Hoje numa das minhas aulas, um aluno inteligente mas muito mau comportado, defendia que o comportamento não devia interferir nas notas, porque a educação deve ser dada pelos pais em casa, logo não deve ser avaliada na escola, além disso que o problema do comportamento era um problema dele e que a escola não tinha nada a ver com isso. (acho que um argumento destes não vem com certeza da cabecinha de uma criança de 11 anos, por muito espertinha que seja).

Ora concordamos que os pais é que educam os filhos, nada a objectar quanto a isso, mas já vamos a isso.

O M. não é um aluno mal educado é um aluno mal comportado que são coisas diferentes, a partir do momento em que a necessidade dele de falar atrapalha a aula, o problema passa a ser da escola, estamos  a falar de um aluno que literalmente não consegue estar calado um minuto seguido, além de gozar descaradamente com os alunos mais dificuldades, não tem pudor nenhum em chamar-lhes burros e outras coisas que tais. Sem contar que enfrenta verbalmente qualquer adulto, não consegue ver-se como criança, vê-se como um igual que sabe tudo, os pais são jornalistas e como tal ensinaram-lhe que a verdade está acima de tudo e deve ser contada, só que esta informação para uma criança que não sabe medi-la é um perigo, porque a favor da verdade diz as coisas piores e mais desumanas aos colegas e até a professores imagine-se. Uma das suas professoras tem um problema físico que a deforma um bocado, pois o M. achou que deveria dizer à professora, porque as verdades são para se dizer, que não gostava dela, que ela era feia e custava-lhe ir às suas aulas porque lhe fazia impressão, ora isto não é dizer a verdade é magoar as pessoas.

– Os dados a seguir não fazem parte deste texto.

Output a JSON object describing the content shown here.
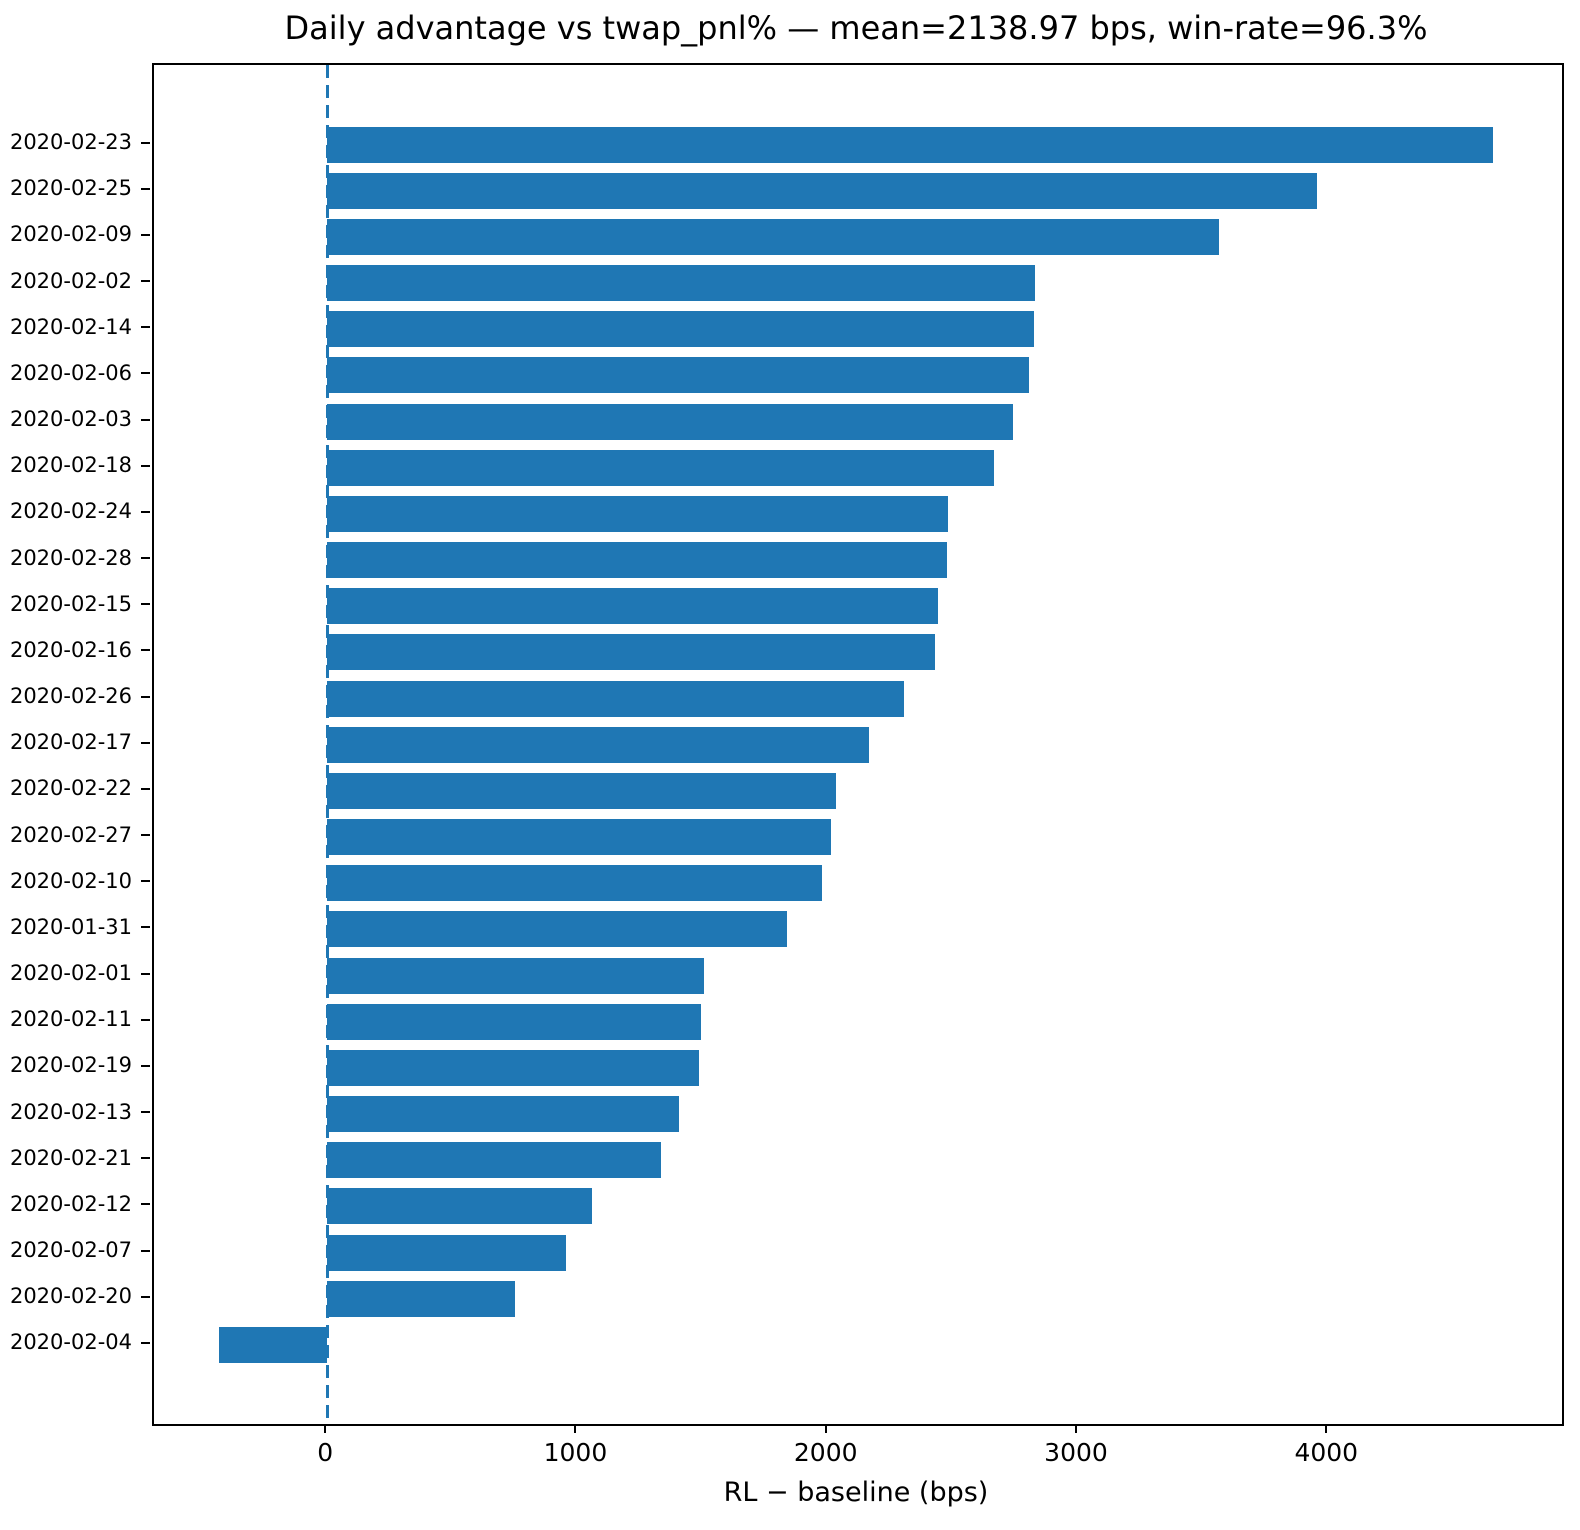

Este é o retrato do M. ora e os pais? Os pais apesar de receberem recados quase todas as semanas, assinam-os mas ignoram, o filho é assim desde o jardim de infância e não há nada a fazer, estão fartos de ser chamados à atenção, assim sendo agora nem aparecem, faltam às reuniões de país porque os outros pais são snobes, faltam quando os professores os chamam porque não tem paciência já para ouvir queixas do filho e para eles enquanto ele continuar a ter boas notas , o comportamento não interessa.

Isto passa para o filho que acha que não se deve portar bem, porque se os pais não querem saber, ele também não quer, nunca escrevi numa caderneta de aluno cujo dito não tivesse a mínima expressão de preocupação, com ele é assim.

O M. por ora tem sorte, porque mal ou bem os professores do 2º e 3º ciclo ainda se preocupam, mas e na Universidade e no mercado de trabalho, ninguém está para aturar aquilo, porque mesmo os outros miúdos já não o querem por perto, mandam-no calar.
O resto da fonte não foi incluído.